From what I could see, here in Port-au-Prince, Cedras hadn’t connected with the reality of his disenchanted forces. Like Saddam Hussein, he seemed incapable of grasping that they had no fire in their bellies and wouldn’t fight to save his gang. Cedras had taken to giving Churchillian We-will-fight-them-on-the-beaches speeches on the radio that didn’t play well to the few soldiers left in the nearly empty barracks. Surely he couldn’t believe that the supernatural signs – the aircraft that kamikazied on the White House’s South Lawn, the U.S. coastal patrol boat that ran aground in Port-au-Prince Bay, the big black moth that landed on a rug in the Presidential Palace before a fiery speech by Emile Jonassaint, the junta’s puppet president – offered proof that a U.S. invasion would fail.
Yet someone in charge must’ve put his faith in black magic, because there seemed to be no preparation for a U.S. assault. I scouted all the key installations – airfields, ports, TV/radio stations, military headquarters and camps – and there were no sandbags, no bunkers, no trenches or barbed wire, and no weapons laid and zeroed in. The hastily formed militia was turning in their World War II weapons and heading home. The city was quiet, as if waiting for a party. I had the same gut feeling I had just prior to the gulf war’s ground attack: “These cats aren’t going to fight; they’re runners.” I reckoned this show wouldn’t last Desert Storm’s 100 hours. It would be over by the time our paratroopers climbed out of their chutes and our Marines knocked the mud from their boots.

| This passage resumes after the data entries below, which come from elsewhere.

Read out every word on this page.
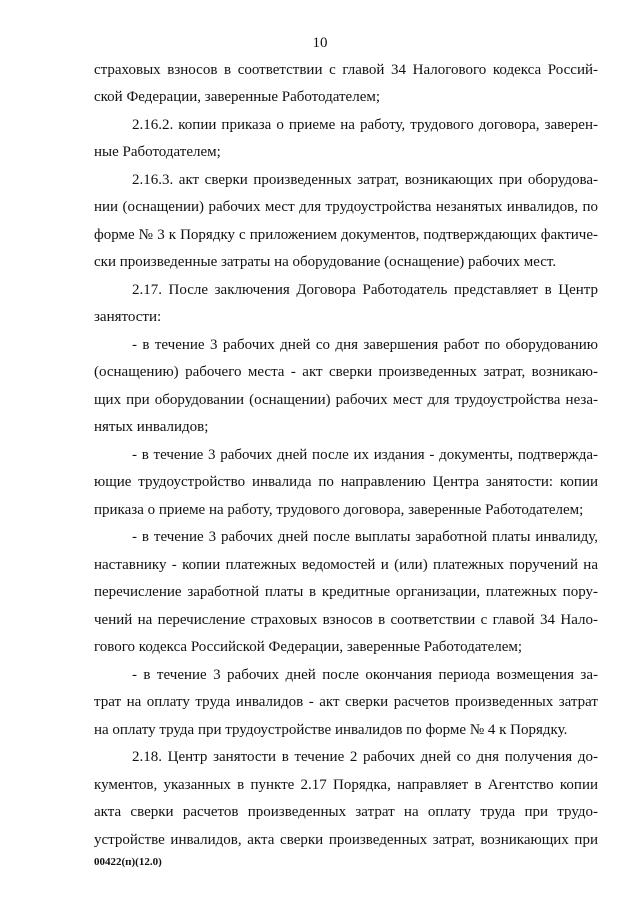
10
страховых взносов в соответствии с главой 34 Налогового кодекса Россий-
ской Федерации, заверенные Работодателем;
2.16.2. копии приказа о приеме на работу, трудового договора, заверен-
ные Работодателем;
2.16.3. акт сверки произведенных затрат, возникающих при оборудова-
нии (оснащении) рабочих мест для трудоустройства незанятых инвалидов, по
форме № 3 к Порядку с приложением документов, подтверждающих фактиче-
ски произведенные затраты на оборудование (оснащение) рабочих мест.
2.17. После заключения Договора Работодатель представляет в Центр
занятости:
- в течение 3 рабочих дней со дня завершения работ по оборудованию
(оснащению) рабочего места - акт сверки произведенных затрат, возникаю-
щих при оборудовании (оснащении) рабочих мест для трудоустройства неза-
нятых инвалидов;
- в течение 3 рабочих дней после их издания - документы, подтвержда-
ющие трудоустройство инвалида по направлению Центра занятости: копии
приказа о приеме на работу, трудового договора, заверенные Работодателем;
- в течение 3 рабочих дней после выплаты заработной платы инвалиду,
наставнику - копии платежных ведомостей и (или) платежных поручений на
перечисление заработной платы в кредитные организации, платежных пору-
чений на перечисление страховых взносов в соответствии с главой 34 Нало-
гового кодекса Российской Федерации, заверенные Работодателем;
- в течение 3 рабочих дней после окончания периода возмещения за-
трат на оплату труда инвалидов - акт сверки расчетов произведенных затрат
на оплату труда при трудоустройстве инвалидов по форме № 4 к Порядку.
2.18. Центр занятости в течение 2 рабочих дней со дня получения до-
кументов, указанных в пункте 2.17 Порядка, направляет в Агентство копии
акта сверки расчетов произведенных затрат на оплату труда при трудо-
устройстве инвалидов, акта сверки произведенных затрат, возникающих при
00422(п)(12.0)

So why was the Pentagon coming in with overwhelming firepower – using a sledgehammer when a tap with a ball peen would do the job? The invasion plan was the result of military lessons extracted since Vietnam: overkill has become the standard drill. Grenada (October 1983) was a circus comedy from beginning to fumbling end. Everything went wrong. Navy SEALs drowned, Green Berets performed like recruits, U.S. Navy aircraft fired on troopers from the 82d Airborne Division. U.S. Army Rangers received new orders along the way, causing them to “chute up” while they were airborne – which is like changing into a tuxedo while you’re riding a bucking bronco.
By the time Panama came along (December 1989), the Pentagon had shaken off its Vietnam hangover – and learned from the Grenada fiasco. The services worked well together and kept U.S. casualties low (23 killed, 324 wounded). During the gulf war, U.S. forces hit hard and fast, mopping up in a record four days. Desert Storm proved that the U.S. military is the world’s finest, and has only honed its tricks since then. In Haiti, the plan called for stealth, the discriminating use of firepower – and staying away from the costly city fighting that made Somalia such a nightmare.
Still, you always have to expect some casualties. You can’t drop 20,000 well-armed teenagers anywhere – a potential hostile land or on a maneuver at Fort Bragg, N.C. – without parachutes failing to properly deploy, airplanes crashing and heavy equipment running over someone in the dark. That horrible scourge of warfare also looms: friendlies shooting friendlies. Accidents come with the dangerous game of soldiering, regardless of how well trained the troops are and how many safety lectures they’ve heard. Even if the majority of the Haitian military gave up easily, a few diehards would undoubtedly take potshots. Some, having shed their uniforms, would be indistinguishable from ordinary civilians and that much more difficult to target. But one thing that will help U.S. troops when they’re patrolling Port-au-Prince is that most Haitians despise their own military. “I hope you fix their ass good,” a young man on the street yelled to me. No problem.